Pelatih ganda putra PBSI, Herry Iman Pierngadi, mengakui bahwa pasangan Mohammad Ahsan/Hendra Setiawan sudah tidak selincah dulu. Pergerakan mereka semakin lamban seiring pertambahan usia karena Ahsan sudah 30 tahun sedangkan Hendra 33.

Pernyataan Herry IP dilatari performa mantan pasangan nomor satu dunia tersebut pada All England Open 2018 di Birmingham Arena, Inggris, 14-18 Maret 2018. Perjalanan Ahsan/Hendra terhenti pada babak kedua setelah kalah 21-13, 18-21, 14-21 dari Liao Min Chun/Su Ching Heng (Taiwan).

“Ahsan/Hendra sudah tidak muda lagi, khususnya Hendra, beda-beda tipis umurnya dengan Mathias Boe/Carsten Mogensen (Denmark), jadi kecepatannya berkurang,” ujar Herry IP seperti dikutip dari Badmintonindonesia.org.

Ini yang membuat Herry IP sedang mencari jalan keluarnya sehingga performa mereka bisa lebih optimal. Diharapkan, pada Piala Thomas 2018 di Thailand pada Mei nanti, Ahsan/Hendra bisa solid.

“Hal inilah yang harus diperhatikan. Saya mau mencari solusi, bagaimana sih pola main yang cocok untuk Hendra/Ahsan,” tambah Herry IP.

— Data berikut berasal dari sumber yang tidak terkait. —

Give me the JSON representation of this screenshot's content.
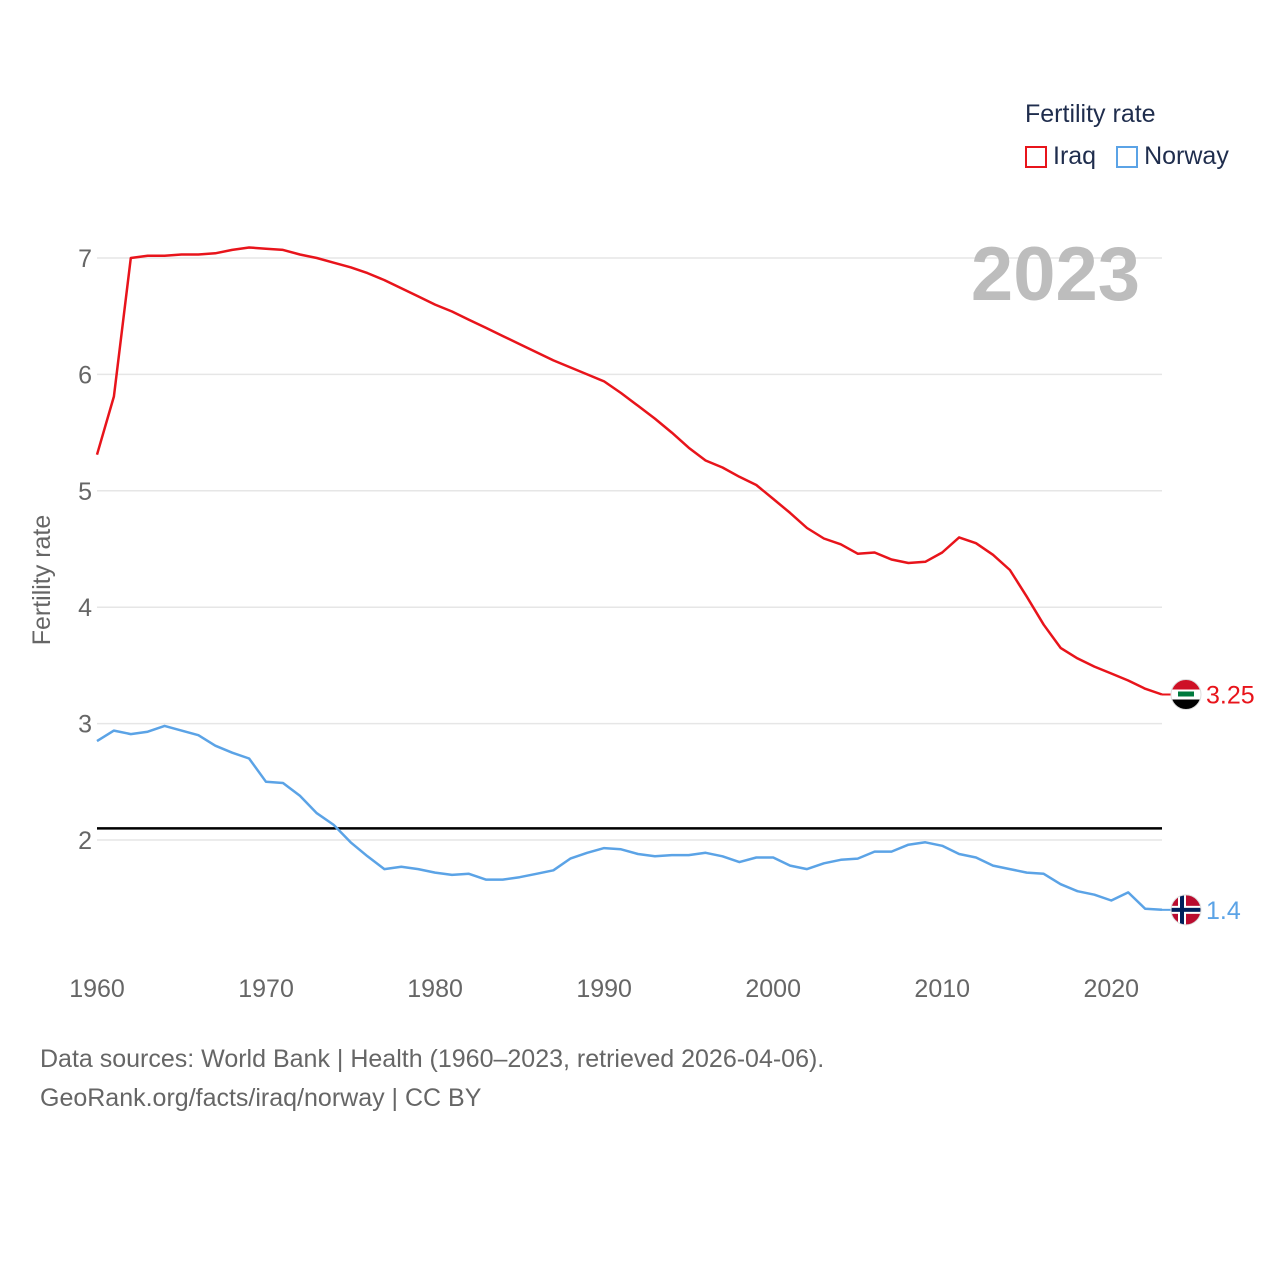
{
  "legend": {
    "title": "Fertility rate",
    "items": [
      {
        "label": "Iraq",
        "color": "#e8141b"
      },
      {
        "label": "Norway",
        "color": "#5ba3e6"
      }
    ]
  },
  "year_label": "2023",
  "footer": {
    "line1": "Data sources: World Bank | Health (1960–2023, retrieved 2026-04-06).",
    "line2": "GeoRank.org/facts/iraq/norway | CC BY"
  },
  "chart_data": {
    "type": "line",
    "ylabel": "Fertility rate",
    "xlabel": "",
    "xlim": [
      1960,
      2023
    ],
    "ylim": [
      1,
      7.5
    ],
    "x_ticks": [
      1960,
      1970,
      1980,
      1990,
      2000,
      2010,
      2020
    ],
    "y_ticks": [
      2,
      3,
      4,
      5,
      6,
      7
    ],
    "reference_line": {
      "y": 2.1,
      "color": "#000000"
    },
    "series": [
      {
        "name": "Iraq",
        "color": "#e8141b",
        "end_label": "3.25",
        "flag": "iraq-flag",
        "x": [
          1960,
          1961,
          1962,
          1963,
          1964,
          1965,
          1966,
          1967,
          1968,
          1969,
          1970,
          1971,
          1972,
          1973,
          1974,
          1975,
          1976,
          1977,
          1978,
          1979,
          1980,
          1981,
          1982,
          1983,
          1984,
          1985,
          1986,
          1987,
          1988,
          1989,
          1990,
          1991,
          1992,
          1993,
          1994,
          1995,
          1996,
          1997,
          1998,
          1999,
          2000,
          2001,
          2002,
          2003,
          2004,
          2005,
          2006,
          2007,
          2008,
          2009,
          2010,
          2011,
          2012,
          2013,
          2014,
          2015,
          2016,
          2017,
          2018,
          2019,
          2020,
          2021,
          2022,
          2023
        ],
        "values": [
          5.31,
          5.81,
          7.0,
          7.02,
          7.02,
          7.03,
          7.03,
          7.04,
          7.07,
          7.09,
          7.08,
          7.07,
          7.03,
          7.0,
          6.96,
          6.92,
          6.87,
          6.81,
          6.74,
          6.67,
          6.6,
          6.54,
          6.47,
          6.4,
          6.33,
          6.26,
          6.19,
          6.12,
          6.06,
          6.0,
          5.94,
          5.84,
          5.73,
          5.62,
          5.5,
          5.37,
          5.26,
          5.2,
          5.12,
          5.05,
          4.93,
          4.81,
          4.68,
          4.59,
          4.54,
          4.46,
          4.47,
          4.41,
          4.38,
          4.39,
          4.47,
          4.6,
          4.55,
          4.45,
          4.32,
          4.09,
          3.85,
          3.65,
          3.56,
          3.49,
          3.43,
          3.37,
          3.3,
          3.25
        ]
      },
      {
        "name": "Norway",
        "color": "#5ba3e6",
        "end_label": "1.4",
        "flag": "norway-flag",
        "x": [
          1960,
          1961,
          1962,
          1963,
          1964,
          1965,
          1966,
          1967,
          1968,
          1969,
          1970,
          1971,
          1972,
          1973,
          1974,
          1975,
          1976,
          1977,
          1978,
          1979,
          1980,
          1981,
          1982,
          1983,
          1984,
          1985,
          1986,
          1987,
          1988,
          1989,
          1990,
          1991,
          1992,
          1993,
          1994,
          1995,
          1996,
          1997,
          1998,
          1999,
          2000,
          2001,
          2002,
          2003,
          2004,
          2005,
          2006,
          2007,
          2008,
          2009,
          2010,
          2011,
          2012,
          2013,
          2014,
          2015,
          2016,
          2017,
          2018,
          2019,
          2020,
          2021,
          2022,
          2023
        ],
        "values": [
          2.85,
          2.94,
          2.91,
          2.93,
          2.98,
          2.94,
          2.9,
          2.81,
          2.75,
          2.7,
          2.5,
          2.49,
          2.38,
          2.23,
          2.13,
          1.98,
          1.86,
          1.75,
          1.77,
          1.75,
          1.72,
          1.7,
          1.71,
          1.66,
          1.66,
          1.68,
          1.71,
          1.74,
          1.84,
          1.89,
          1.93,
          1.92,
          1.88,
          1.86,
          1.87,
          1.87,
          1.89,
          1.86,
          1.81,
          1.85,
          1.85,
          1.78,
          1.75,
          1.8,
          1.83,
          1.84,
          1.9,
          1.9,
          1.96,
          1.98,
          1.95,
          1.88,
          1.85,
          1.78,
          1.75,
          1.72,
          1.71,
          1.62,
          1.56,
          1.53,
          1.48,
          1.55,
          1.41,
          1.4
        ]
      }
    ]
  }
}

Ahsan/Hendra sudah sempat berpisah selama satu tahun. Namun pada 2018 ini, mereka disatukan lagi.

Selama berpasangan, Ahsan/Hendra pernah meraih sejumlah gelar bergengsi. Mereka pernah menyabet gelar Kejuaraan Dunia pada tahun 2013 dan 2015, serta sembilan titel superseries, termasuk All England Open 2014.